I went downstairs to make a Lemsip and, because I’d forgotten to turn the bedside clock off first, fused the lights. I then stepped in the three-foot-deep puddle on my way to the shed. I then locked myself out. I then threw stones at the bedroom window, but Isabel didn’t hear me because she presumably had the pillow back on her head and it had begun to rain noisily on the tin roof.
She noticed when the last stone I threw broke the window. And that was when we had the argument that ended in my executive decision.

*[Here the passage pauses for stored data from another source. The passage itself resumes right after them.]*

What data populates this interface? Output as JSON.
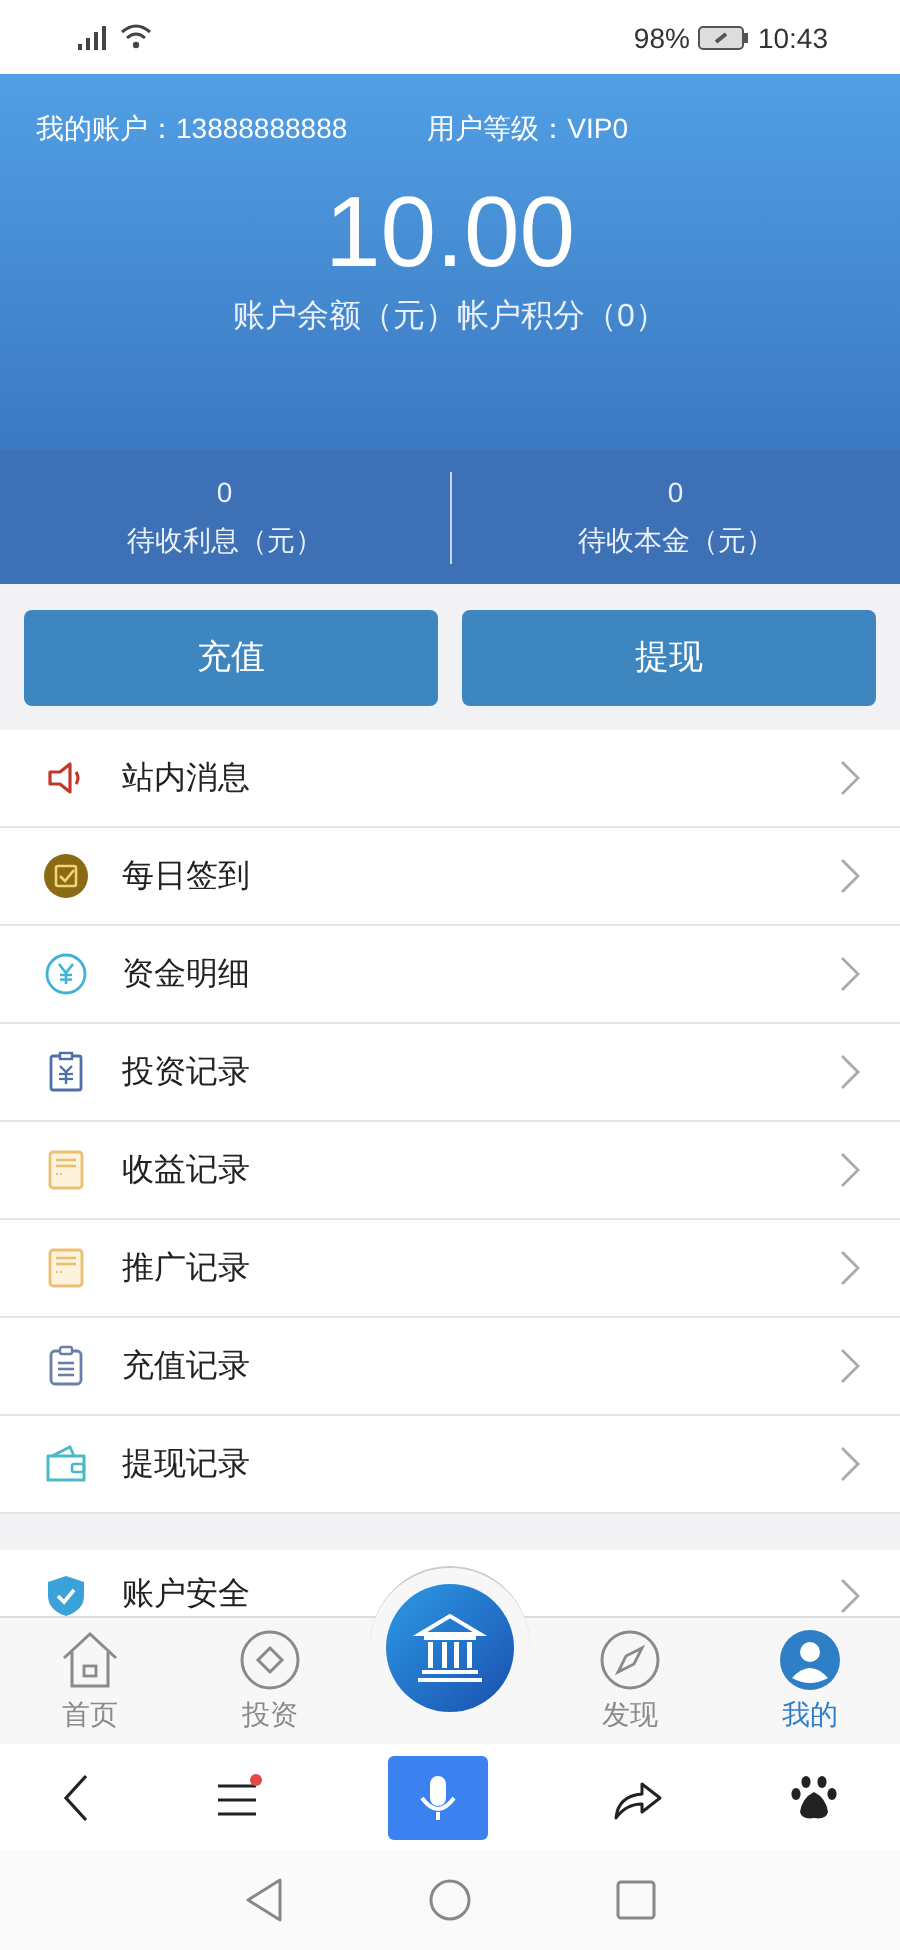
{
  "status_bar": {
    "battery": "98%",
    "time": "10:43"
  },
  "account": {
    "account_label": "我的账户：13888888888",
    "level_label": "用户等级：VIP0",
    "balance": "10.00",
    "balance_caption": "账户余额（元）帐户积分（0）"
  },
  "stats": [
    {
      "value": "0",
      "label": "待收利息（元）"
    },
    {
      "value": "0",
      "label": "待收本金（元）"
    }
  ],
  "actions": [
    "充值",
    "提现"
  ],
  "menu": [
    {
      "label": "站内消息"
    },
    {
      "label": "每日签到"
    },
    {
      "label": "资金明细"
    },
    {
      "label": "投资记录"
    },
    {
      "label": "收益记录"
    },
    {
      "label": "推广记录"
    },
    {
      "label": "充值记录"
    },
    {
      "label": "提现记录"
    }
  ],
  "menu_2": [
    {
      "label": "账户安全"
    }
  ],
  "tab_bar": [
    {
      "label": "首页",
      "selected": false
    },
    {
      "label": "投资",
      "selected": false
    },
    {
      "label": "发现",
      "selected": false
    },
    {
      "label": "我的",
      "selected": true
    }
  ]
}
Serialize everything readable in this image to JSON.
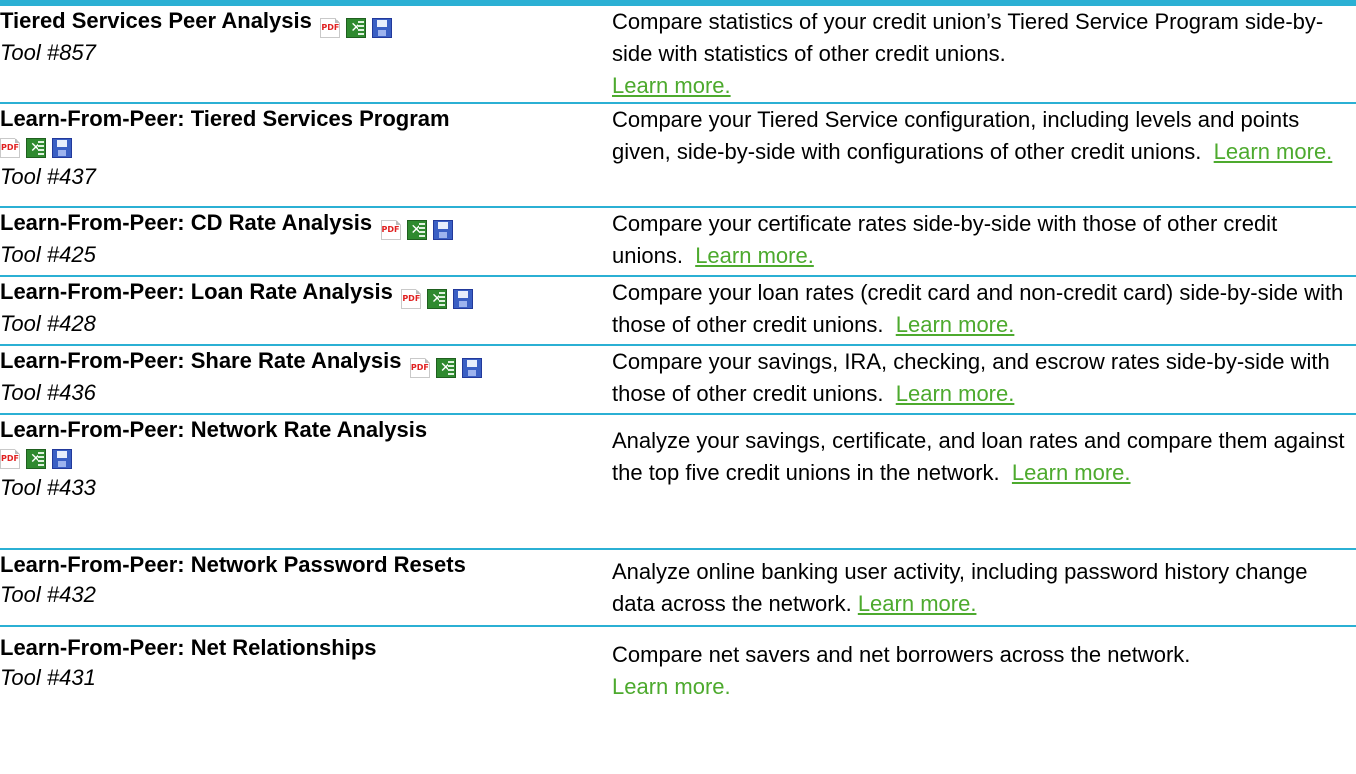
{
  "rows": [
    {
      "title": "Tiered Services Peer Analysis",
      "tool": "Tool #857",
      "desc": "Compare statistics of your credit union’s Tiered Service Program side-by-side with statistics of other credit unions.",
      "link": "Learn more."
    },
    {
      "title": "Learn-From-Peer: Tiered Services Program",
      "tool": "Tool #437",
      "desc": "Compare your Tiered Service configuration, including levels and points given, side-by-side with configurations of other credit unions.",
      "link": "Learn more."
    },
    {
      "title": "Learn-From-Peer: CD Rate Analysis",
      "tool": "Tool #425",
      "desc": "Compare your certificate rates side-by-side with those of other credit unions.",
      "link": "Learn more."
    },
    {
      "title": "Learn-From-Peer: Loan Rate Analysis",
      "tool": "Tool #428",
      "desc": "Compare your loan rates (credit card and non-credit card) side-by-side with those of other credit unions.",
      "link": "Learn more."
    },
    {
      "title": "Learn-From-Peer: Share Rate Analysis",
      "tool": "Tool #436",
      "desc": "Compare your savings, IRA, checking, and escrow rates side-by-side with those of other credit unions.",
      "link": "Learn more."
    },
    {
      "title": "Learn-From-Peer: Network Rate Analysis",
      "tool": "Tool #433",
      "desc": "Analyze your savings, certificate, and loan rates and compare them against the top five credit unions in the network.",
      "link": "Learn more."
    },
    {
      "title": "Learn-From-Peer: Network Password Resets",
      "tool": "Tool #432",
      "desc": "Analyze online banking user activity, including password history change data across the network.",
      "link": "Learn more."
    },
    {
      "title": "Learn-From-Peer: Net Relationships",
      "tool": "Tool #431",
      "desc": "Compare net savers and net borrowers across the network.",
      "link": "Learn more."
    }
  ],
  "icons": {
    "pdf": "PDF",
    "excel": "excel-icon",
    "save": "save-icon",
    "accent": "#2bb0d4",
    "link_color": "#4daa2e"
  }
}
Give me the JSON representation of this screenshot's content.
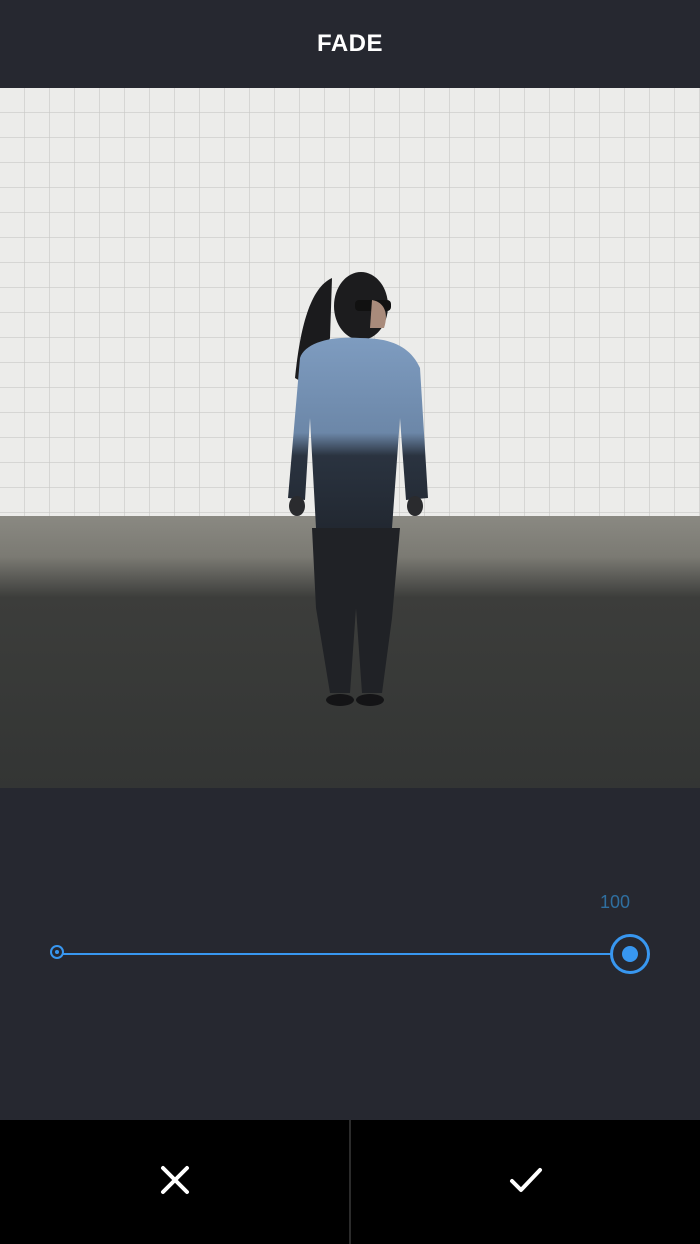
{
  "header": {
    "title": "FADE"
  },
  "adjustment": {
    "value_label": "100",
    "value": 100,
    "min": 0,
    "max": 100
  },
  "icons": {
    "cancel": "close-icon",
    "done": "checkmark-icon"
  },
  "colors": {
    "background": "#262830",
    "accent": "#3897f0",
    "footer": "#000000",
    "title": "#ffffff"
  }
}
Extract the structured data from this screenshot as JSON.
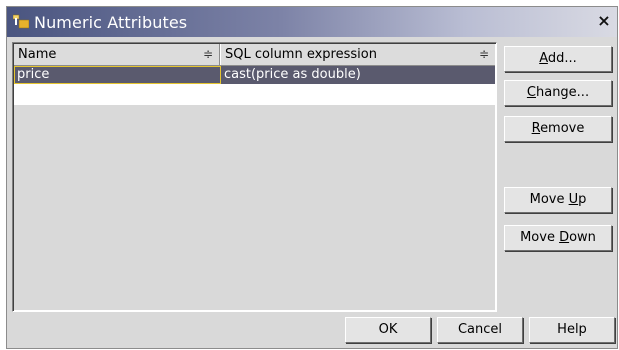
{
  "window": {
    "title": "Numeric Attributes",
    "close_glyph": "×",
    "icon": "folder-icon"
  },
  "table": {
    "columns": [
      "Name",
      "SQL column expression"
    ],
    "sort_glyph": "≑",
    "rows": [
      {
        "name": "price",
        "sql": "cast(price as double)"
      }
    ]
  },
  "side_buttons": {
    "add": {
      "pre": "",
      "u": "A",
      "post": "dd..."
    },
    "change": {
      "pre": "",
      "u": "C",
      "post": "hange..."
    },
    "remove": {
      "pre": "",
      "u": "R",
      "post": "emove"
    },
    "move_up": {
      "pre": "Move ",
      "u": "U",
      "post": "p"
    },
    "move_down": {
      "pre": "Move ",
      "u": "D",
      "post": "own"
    }
  },
  "bottom_buttons": {
    "ok": "OK",
    "cancel": "Cancel",
    "help": "Help"
  },
  "colors": {
    "title_start": "#4a5580",
    "selection": "#5a5a6e",
    "focus_border": "#e5c530",
    "dialog_bg": "#d9d9d9"
  }
}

It began like any normal middle-of-the-night, exhausted-parent shouting match, only with one of us standing outside getting wetter and wetter, and the other one shouting through a nice new hole in the window. But like a migraine, it developed into something darker, something more poisonous and unshiftable. It became one of those arguments in which horrible lurking disputes that were supposed to be long ago forgiven and forgotten rise to the surface.
‘You’re always negative.’
‘No, I am bloody not.’
‘You were negative when we lived in Finsbury Park.’
‘That’s because it was dangerous. And our neighbours were crazy. And that man with a knife tried to kill me.’
‘A boy who said he had a knife said he might try to kill you. That’s not the same thing.’
‘It is in this day and age.’
‘You’re negative about living outside London.’
‘That’s not true. I love it. I love our suburban existence with our curtain-twitching neighbours, our soon-to-be-ruined bathroom and the relentless commute.’
‘You see, that’s just it. Relentless commute? You told me the last time we were arguing that the commute was the only time you could sit quietly without being ordered around by me or that work-experience girl who is now your boss. You’re negative about everything, even the things you are positive about.’
‘I am not.’
‘You were even negative about our wedding.’
‘Let’s not go there again. I wasn’t negative. I was emotional. It’s not the same thing. The fact that Alex tutted all the way through it was a bit of a dampener. Especially after he turned up with all those horses. You’d think he wouldn’t have bother—’
‘If we are going to survive this whole parenting thing – and we probably should, don’t you think, for Jacob’s sake at the very least – then you are going to have to get a grip.’
‘I have got a grip. You are the one who thought it was a good idea to go on holiday to a bog in February.’
‘Is everything all right?’ It was the chipper farmer, peering out of his probably properly insulated window across the yard.
‘Yes, everything’s fine. Just another power cut. Sorry to disturb,’ I replied, pausing only for the slightest second to marvel at how, even in this terrible crisis, I am still so English that I will apologise to the person largely responsible for it. Would I apologise to a tailgater if he crashed into the back of our car? Would I apologise if someone spilled my pint? Would I apologise to a hoodie for getting his knife covered in my blood? Probably.
‘Can we continue this discussion inside, dearest? I am now soaking wet and I have bronchitis.’
She let me in. How kind. ‘Where were we?’ One thing you become quite good at as a parent is continuing conversations over many interruptions. It works particularly well with arguments.
‘This bog. February.’
‘Oh, yes. Right. Well, I have two things to say: one, we’re never coming to Devon again; two, we’re going home tomorrow. How’s that for negative?’
In the cold light of day, we packed in silence. I thanked the farmer for a lovely stay, apologised for breaking the window and offered him £20 to cover it, which he accepted. I then spent the whole return journey furious with myself for paying someone £20 because their dodgy electrics trapped me outside in the rain at 4 a.m. when I already had early-stage triple pneumonia. The whole journey, that is, minus the time spent driving at ninety-eight miles an hour to a service station because we mistimed Jacob’s feeds again and even the prospect of another speeding ticket won’t make me put up with that screaming a second longer than I have to. And minus the time spent queuing outside the only baby-changing facility on the whole M4. And minus the time spent queuing outside the same baby-changing facility again because Jacob always likes to poo twice when he knows there’s a queue for the changing facilities.